Si les Yankis n’éprouvent pas de complexe à s’adonner au divertissement pur, contrairement aux Occidentaux en qui l’amour de l’art, le désir de s’élever par l’art - “La beauté sauvera le monde” - subsiste à l’état de nostalgie, c’est parce que l’horizon yanki ne va guère au-delà du divertissement. Même leurs musées sont conçus comme des parcs d’attraction.
Cette bestialité “évolutionniste” est liée à l’absence de conscience politique des Américains. Déjà Hegel disait que l’Allemagne n’était pas un Etat. Par un autre chemin que Hegel, j’en arrive au même constat à propos des Etats-Unis. Les Etats-Unis ne sont ni un Etat, ni même DES Etats. Ils sont une sorte de parenthèse dans l’histoire.

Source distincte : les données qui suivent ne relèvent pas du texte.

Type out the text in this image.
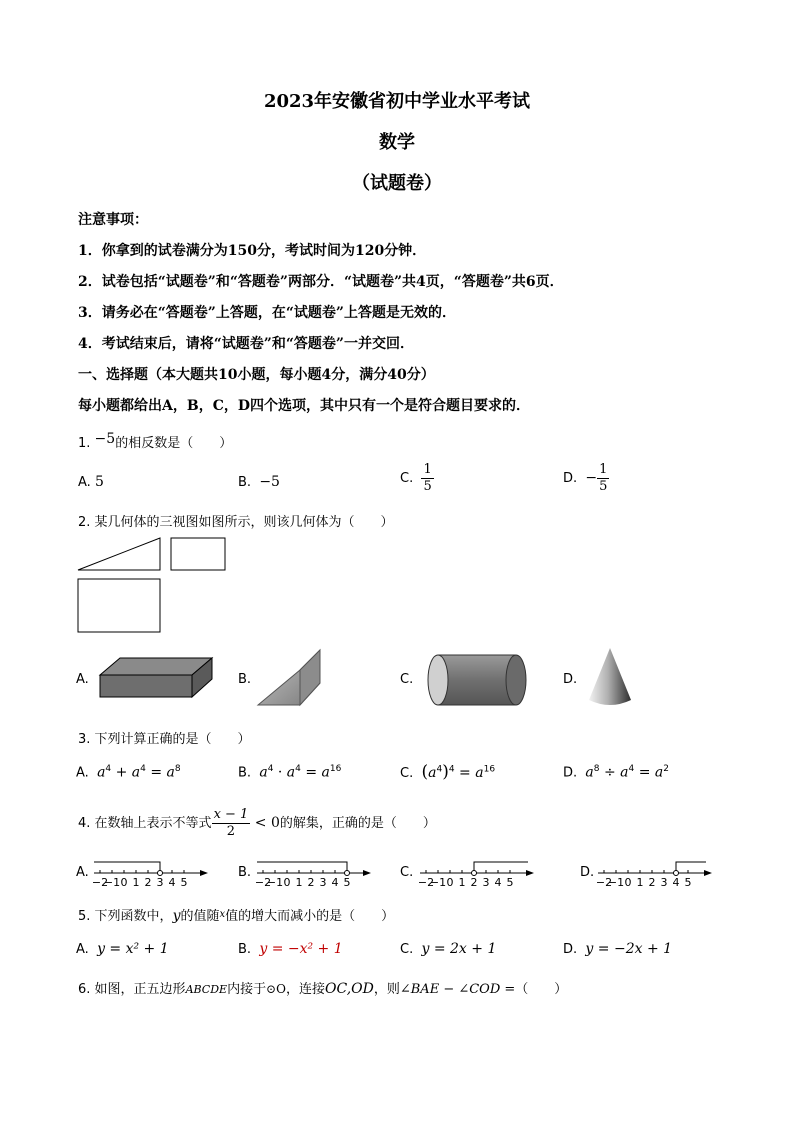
2023年安徽省初中学业水平考试
数学
（试题卷）
注意事项：
1．你拿到的试卷满分为150分，考试时间为120分钟．
2．试卷包括“试题卷”和“答题卷”两部分．“试题卷”共4页，“答题卷”共6页．
3．请务必在“答题卷”上答题，在“试题卷”上答题是无效的．
4．考试结束后，请将“试题卷”和“答题卷”一并交回．
一、选择题（本大题共10小题，每小题4分，满分40分）
每小题都给出A，B，C，D四个选项，其中只有一个是符合题目要求的．
1. −5的相反数是（　　）
A. 5	B. −5	C. $\frac{1}{5}$	D. − $\frac{1}{5}$
2. 某几何体的三视图如图所示，则该几何体为（　　）
A.	B.	C.	D.
3. 下列计算正确的是（　　）
A. $a^4 + a^4 = a^8$	B. $a^4 \cdot a^4 = a^{16}$	C. $(a^4)^4 = a^{16}$	D. $a^8 \div a^4 = a^2$
4. 在数轴上表示不等式 $\frac{x - 1}{2} < 0$的解集，正确的是（　　）
A.	B.	C.	D.
−2
−1 0 1 2 3 4 5	−2
−1 0 1 2 3 4 5	−2
−1 0 1 2 3 4 5	−2
−1 0 1 2 3 4 5
5. 下列函数中，y的值随$^x$值的增大而减小的是（　　）
A. y = x² + 1	B. y = −x² + 1	C. y = 2x + 1	D. y = −2x + 1
6. 如图，正五边形ABCDE内接于⊙O，连接OC,OD，则∠BAE − ∠COD =（　　）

Les Occidentaux, eux, éprouvent toujours le besoin de recouvrir leur cinoche d’une esthétique imbitable qui n’abuse que les bobos. La mesquinerie des bobos est telle qu’ils doivent s’appliquer à faire passer Karl Lagerfeld, Paul Bocuse ou Zinédine Zidane pour des “artistes”.
S’habiller, manger, se divertir, voilà pour le cahier des charges du bobo.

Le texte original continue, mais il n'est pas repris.